While evaluating OVs as immunotherapeutic agents, it is important to balance with words of caution. Despite the hundreds of reports demonstrating the beneficial effects of OVs on antitumor immunity, there is an obvious publication bias toward the agents that appear to be active, and one must wonder how many additional therapies have been ineffective or even detrimental. When designing combinatorial therapies with OVs as well as developing recombinant viruses expressing costimulatory molecules, a strong consideration needs to be given to the potential to worsen the antitumor immunity by skewing the immune response to predominantly target the virus. This is best exemplified by the studies of recombinant VSV as an oncolytic vaccine vector expressing human dopachrome tautomerase (hDCT), a TAA expressed by murine B16 melanoma.[119] While VSV was previously demonstrated as a very effective oncolytic agent in a variety of tumor models, in this study the authors demonstrated that therapy with VSV-hDCT induced a predominantly anti-VSV immune response, which prevented the establishment of antitumor immunity and was not therapeutically effective in the model of intracranial B16 melanoma. In the same study, when VSV-hDCT was used as a boosting agent in the animals that were initially primed with adenovirus-hDCT vaccine, there was a dramatic enhancement of immunity to hDCT with significant improvement in survival.[119] In another study, in an attempt to enhance VSV-generated antitumor immunity, a VSV vector expressing CD40 ligand (VSV-CD40L) was generated.[120] Surprisingly, this vector did not demonstrate any enhancement in antitumor efficacy. The authors went on to demonstrate that VSV-CD40L induced high levels of activated T cells without any specificity for TAAs, suggesting that VSV-associated immune activation distracted the immune system from priming and activation of tumor-specific T cells.[120] In contrast, a replication-defective adenovirus expressing CD40L in this system was able to efficiently prime T cells directed against TAAs.[120] While these studies utilized oncolytic VSV, it is likely that other OVs may also exhibit similar effects.

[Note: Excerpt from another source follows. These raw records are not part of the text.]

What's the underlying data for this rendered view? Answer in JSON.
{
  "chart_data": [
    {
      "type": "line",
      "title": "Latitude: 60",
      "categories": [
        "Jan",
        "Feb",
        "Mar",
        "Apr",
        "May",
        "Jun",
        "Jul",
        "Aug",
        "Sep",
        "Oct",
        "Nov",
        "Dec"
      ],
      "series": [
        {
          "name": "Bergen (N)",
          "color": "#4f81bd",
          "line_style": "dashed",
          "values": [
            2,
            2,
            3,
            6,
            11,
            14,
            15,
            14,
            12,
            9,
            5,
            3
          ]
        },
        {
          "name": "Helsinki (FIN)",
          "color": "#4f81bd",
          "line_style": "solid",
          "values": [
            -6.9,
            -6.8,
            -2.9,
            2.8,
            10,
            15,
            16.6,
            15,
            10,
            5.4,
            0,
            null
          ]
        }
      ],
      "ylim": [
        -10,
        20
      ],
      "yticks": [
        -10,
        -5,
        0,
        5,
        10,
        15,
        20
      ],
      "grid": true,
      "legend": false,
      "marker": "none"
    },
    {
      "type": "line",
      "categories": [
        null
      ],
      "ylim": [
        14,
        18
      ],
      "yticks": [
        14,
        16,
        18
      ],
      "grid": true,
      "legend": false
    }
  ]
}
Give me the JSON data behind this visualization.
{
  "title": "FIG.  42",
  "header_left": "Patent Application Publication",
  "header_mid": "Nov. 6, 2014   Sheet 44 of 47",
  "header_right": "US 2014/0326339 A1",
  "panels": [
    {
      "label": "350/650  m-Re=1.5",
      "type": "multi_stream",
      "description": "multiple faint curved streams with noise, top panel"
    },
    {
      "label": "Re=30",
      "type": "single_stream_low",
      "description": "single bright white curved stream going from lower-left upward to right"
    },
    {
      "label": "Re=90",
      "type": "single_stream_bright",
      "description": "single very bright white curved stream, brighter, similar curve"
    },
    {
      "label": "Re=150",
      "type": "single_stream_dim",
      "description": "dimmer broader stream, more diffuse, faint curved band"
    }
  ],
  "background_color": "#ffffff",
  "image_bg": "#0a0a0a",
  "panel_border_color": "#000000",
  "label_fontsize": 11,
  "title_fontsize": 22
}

A strong consideration must also be given to the route of OV administration. For example, while NDV seems to strongly induce DC maturation and effective antitumor immune response with direct intratumoral administration,[93,108] intratumoral VSV has been shown to reduce viability of tumor-associated DC’s and thus interferes with priming of tumor-specific CD8 T-cell responses.[121] In contrast, VSV-based vaccine was very effective when given intravenously, an effect that is dependent on the virus vector delivery by the follicular B cells to DCs in spleen and lymph nodes.[122] These findings highlight that the immune therapeutic effect of different OVs likely proceeds through different mechanisms, and suggest that one should exercise caution when developing OV-based immunotherapies, as findings with one virus might not be generalizable to others. The success of such therapeutics may highly depend on the choice of the viral vector and costimulatory ligands, route of administration, sequencing and scheduling of agents that are used in combination, and the choice of the tumor models.

Conclusions

Despite the significant promise of OVs and their extensive evaluation as tumor lytic agents over the past 60 years, their therapeutic efficacy in patients has so far been limited. We are now starting to understand the importance of OV-induced antitumor immune response as one of the primary drivers of efficacy, with significant enhancement in clinical benefit in recent trials utilizing OV’s designed to amplify the antitumor immune response. Concurrently, the major breakthroughs in the field of cancer immunotherapy with agents targeting the immune costimulatory and coinhibitory receptors have provided a strong rationale for integration of these approaches. There is emerging evidence that such combination strategies can indeed lead to enhanced antitumor immunity and may translate into therapeutic benefit where either therapy is ineffective alone. Our improved understanding of the interplay between the viral oncolysis and the development of antiviral and antitumor immunity will be crucial for the rational design of engineered OVs and the development of appropriate combinatorial strategies with other immune therapeutics.